# Whinning .....



## Logan Novice (Dec 10, 2020)

I found a buyer for my Logan ...  it's gone.
So I ordered a Precision Matthews

*PM-1127VF-LB Lathe* w/DRO



Neglected to call  them  -  just ordered it on-line.      Bad idea.  Got the notice that it (and the stand, and just about everything else) is on back order.  It now looks like I'll be without a lathe until sometime in February.  Most likely late February.  It's my own fault so I really can't complain.  But I thought it might be worth sharing what I learned with others.. * IF YOU'RE ORDERING FROM PRECISION MATTHEWS, CALL THEM BEFORE  YOU PUSH THE BUTTON. *


----------



## DavidR8 (Dec 10, 2020)

Congratulations!
Now the waiting begins 


Sent from my iPhone using Tapatalk


----------



## Liljoebrshooter (Dec 10, 2020)

Its not just PM,  Its everything right now.  

Joe


----------



## addertooth (Dec 10, 2020)

I was perplexed by the title "whinning", it seemed a combination of "Winning and Whining".  The purchase of such a fine lathe is certainly a WIN!


----------



## Ken from ontario (Dec 10, 2020)

Logan Novice said:


> I found a buyer for my Logan ...  it's gone.
> So I ordered a Precision Matthews
> 
> *PM-1127VF-LB Lathe* w/DRO
> ...


February is not that far away, it's not like you had a better alternative anyway. you will have a decent lathe for a long time.


----------



## Shootymacshootface (Dec 10, 2020)

It will be here before you know it. A little trick that my son showed me is, if you have a mill you can still turn small stuff. You put the work in the spindle and a piece of hss in the vise and cut away.

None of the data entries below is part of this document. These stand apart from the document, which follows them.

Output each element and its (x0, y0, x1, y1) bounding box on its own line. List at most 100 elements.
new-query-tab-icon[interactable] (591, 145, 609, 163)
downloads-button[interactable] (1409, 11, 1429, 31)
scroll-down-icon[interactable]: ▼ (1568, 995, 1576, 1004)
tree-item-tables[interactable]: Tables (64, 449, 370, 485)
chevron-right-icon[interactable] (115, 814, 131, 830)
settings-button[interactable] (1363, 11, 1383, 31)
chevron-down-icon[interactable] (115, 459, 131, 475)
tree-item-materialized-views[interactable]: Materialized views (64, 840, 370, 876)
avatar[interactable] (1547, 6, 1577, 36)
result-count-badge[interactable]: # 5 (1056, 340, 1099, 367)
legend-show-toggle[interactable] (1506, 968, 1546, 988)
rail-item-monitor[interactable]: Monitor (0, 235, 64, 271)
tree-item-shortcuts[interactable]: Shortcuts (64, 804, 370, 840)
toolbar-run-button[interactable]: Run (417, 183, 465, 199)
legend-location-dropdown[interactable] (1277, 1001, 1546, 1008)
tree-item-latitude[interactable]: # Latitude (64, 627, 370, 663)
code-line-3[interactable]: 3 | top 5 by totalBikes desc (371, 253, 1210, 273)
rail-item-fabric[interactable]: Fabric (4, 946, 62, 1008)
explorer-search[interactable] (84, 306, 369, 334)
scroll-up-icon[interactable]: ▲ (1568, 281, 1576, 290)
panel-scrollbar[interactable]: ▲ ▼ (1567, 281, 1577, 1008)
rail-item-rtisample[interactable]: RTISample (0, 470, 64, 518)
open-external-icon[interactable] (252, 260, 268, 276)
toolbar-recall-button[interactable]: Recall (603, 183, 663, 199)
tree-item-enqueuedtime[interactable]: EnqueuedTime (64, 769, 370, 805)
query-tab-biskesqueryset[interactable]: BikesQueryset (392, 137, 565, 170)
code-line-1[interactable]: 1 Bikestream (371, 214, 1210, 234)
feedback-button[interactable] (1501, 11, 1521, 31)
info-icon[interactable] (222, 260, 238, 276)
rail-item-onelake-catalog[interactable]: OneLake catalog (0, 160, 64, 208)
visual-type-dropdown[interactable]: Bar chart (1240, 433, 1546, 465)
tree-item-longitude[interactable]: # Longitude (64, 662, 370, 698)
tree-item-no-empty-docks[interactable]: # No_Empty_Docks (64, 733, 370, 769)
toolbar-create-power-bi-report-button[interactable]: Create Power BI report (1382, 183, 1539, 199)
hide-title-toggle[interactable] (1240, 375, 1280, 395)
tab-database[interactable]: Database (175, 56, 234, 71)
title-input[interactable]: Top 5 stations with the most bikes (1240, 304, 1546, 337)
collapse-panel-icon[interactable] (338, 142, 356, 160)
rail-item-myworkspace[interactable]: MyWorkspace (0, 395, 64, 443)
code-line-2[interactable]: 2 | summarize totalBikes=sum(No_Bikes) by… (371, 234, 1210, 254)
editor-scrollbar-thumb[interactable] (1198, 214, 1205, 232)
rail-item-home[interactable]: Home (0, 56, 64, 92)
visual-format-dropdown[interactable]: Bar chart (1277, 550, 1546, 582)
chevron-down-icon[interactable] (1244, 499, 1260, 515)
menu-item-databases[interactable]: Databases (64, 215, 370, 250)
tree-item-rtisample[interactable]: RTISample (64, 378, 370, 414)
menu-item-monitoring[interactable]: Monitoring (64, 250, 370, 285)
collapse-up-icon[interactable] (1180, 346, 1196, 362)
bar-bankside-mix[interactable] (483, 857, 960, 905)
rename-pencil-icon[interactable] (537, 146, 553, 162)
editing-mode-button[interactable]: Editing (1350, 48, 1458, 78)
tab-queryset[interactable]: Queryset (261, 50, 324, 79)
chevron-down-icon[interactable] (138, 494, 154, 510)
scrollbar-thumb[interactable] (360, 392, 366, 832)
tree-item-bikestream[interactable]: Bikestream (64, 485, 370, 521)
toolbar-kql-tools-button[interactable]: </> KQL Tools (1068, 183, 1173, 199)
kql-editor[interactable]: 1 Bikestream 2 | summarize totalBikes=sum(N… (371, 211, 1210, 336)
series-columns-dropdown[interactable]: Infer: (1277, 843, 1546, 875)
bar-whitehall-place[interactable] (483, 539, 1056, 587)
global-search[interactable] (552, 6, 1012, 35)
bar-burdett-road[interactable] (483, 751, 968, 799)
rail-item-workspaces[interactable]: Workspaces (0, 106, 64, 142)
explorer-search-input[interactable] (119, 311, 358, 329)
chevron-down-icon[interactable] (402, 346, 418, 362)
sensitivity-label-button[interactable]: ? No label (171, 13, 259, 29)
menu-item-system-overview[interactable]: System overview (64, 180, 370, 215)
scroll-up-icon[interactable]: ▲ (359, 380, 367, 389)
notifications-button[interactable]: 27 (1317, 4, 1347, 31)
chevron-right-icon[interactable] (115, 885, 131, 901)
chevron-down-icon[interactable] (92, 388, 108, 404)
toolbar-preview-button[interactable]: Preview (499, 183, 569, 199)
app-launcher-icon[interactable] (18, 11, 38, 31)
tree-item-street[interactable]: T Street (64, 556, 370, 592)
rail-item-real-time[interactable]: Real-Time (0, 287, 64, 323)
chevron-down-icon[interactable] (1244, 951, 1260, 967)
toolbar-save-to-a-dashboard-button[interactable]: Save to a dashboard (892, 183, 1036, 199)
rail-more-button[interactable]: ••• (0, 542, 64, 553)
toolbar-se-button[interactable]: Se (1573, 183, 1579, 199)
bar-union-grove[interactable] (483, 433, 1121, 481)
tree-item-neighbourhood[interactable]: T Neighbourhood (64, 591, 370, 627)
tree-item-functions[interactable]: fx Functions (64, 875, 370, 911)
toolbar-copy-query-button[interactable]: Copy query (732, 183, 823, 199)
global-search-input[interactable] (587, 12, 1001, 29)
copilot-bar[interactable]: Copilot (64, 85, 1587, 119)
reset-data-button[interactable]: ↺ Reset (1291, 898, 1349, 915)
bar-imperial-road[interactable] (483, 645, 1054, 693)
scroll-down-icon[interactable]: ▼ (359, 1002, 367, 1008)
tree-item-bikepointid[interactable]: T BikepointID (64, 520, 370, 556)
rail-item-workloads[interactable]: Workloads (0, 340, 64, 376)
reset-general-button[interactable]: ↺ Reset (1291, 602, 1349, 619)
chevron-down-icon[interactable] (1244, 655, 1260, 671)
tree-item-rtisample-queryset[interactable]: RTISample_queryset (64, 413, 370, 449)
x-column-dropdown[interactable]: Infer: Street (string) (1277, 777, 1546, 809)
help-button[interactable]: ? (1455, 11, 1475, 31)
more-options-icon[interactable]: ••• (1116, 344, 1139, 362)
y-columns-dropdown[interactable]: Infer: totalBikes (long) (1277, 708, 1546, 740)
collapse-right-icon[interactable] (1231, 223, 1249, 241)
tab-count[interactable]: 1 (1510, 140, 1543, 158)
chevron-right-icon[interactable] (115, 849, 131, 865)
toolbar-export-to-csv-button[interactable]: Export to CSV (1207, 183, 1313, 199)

I've done it, and it works surprisingly well.


----------



## lis2323 (Dec 10, 2020)

addertooth said:


> I was perplexed by the title "whinning", it seemed a combination of "Winning and Whining". The purchase of such a fine lathe is certainly a WIN!



I thought it was posted by Charlie Sheen while on crack. 


Sent from my iPad using Tapatalk


----------



## Suzuki4evr (Dec 11, 2020)

Ken from ontario said:


> you will have a decent lathe for a long time.


Yes but he will have withdrawal until then.


----------



## BGHansen (Dec 11, 2020)

So your handle is changing from "Logan  Novice" to "PM Enthusiast"?

Bruce


----------



## Shootymacshootface (Dec 11, 2020)

BGHansen said:


> So your handle is changing from "Logan  Novice" to "PM Enthusiast"?
> 
> Bruce


Lol, I know people on Screemandfly that used a boat   make or model in their screen name, and haven't owned that boat for years.


----------



## Logan Novice (Dec 16, 2020)

BGHansen said:


> So your handle is changing from "Logan  Novice" to "PM Enthusiast"?
> 
> Bruce


 Good idea .....    I don't know how to change the original but I was able to add what you suggested.    Thanks.


----------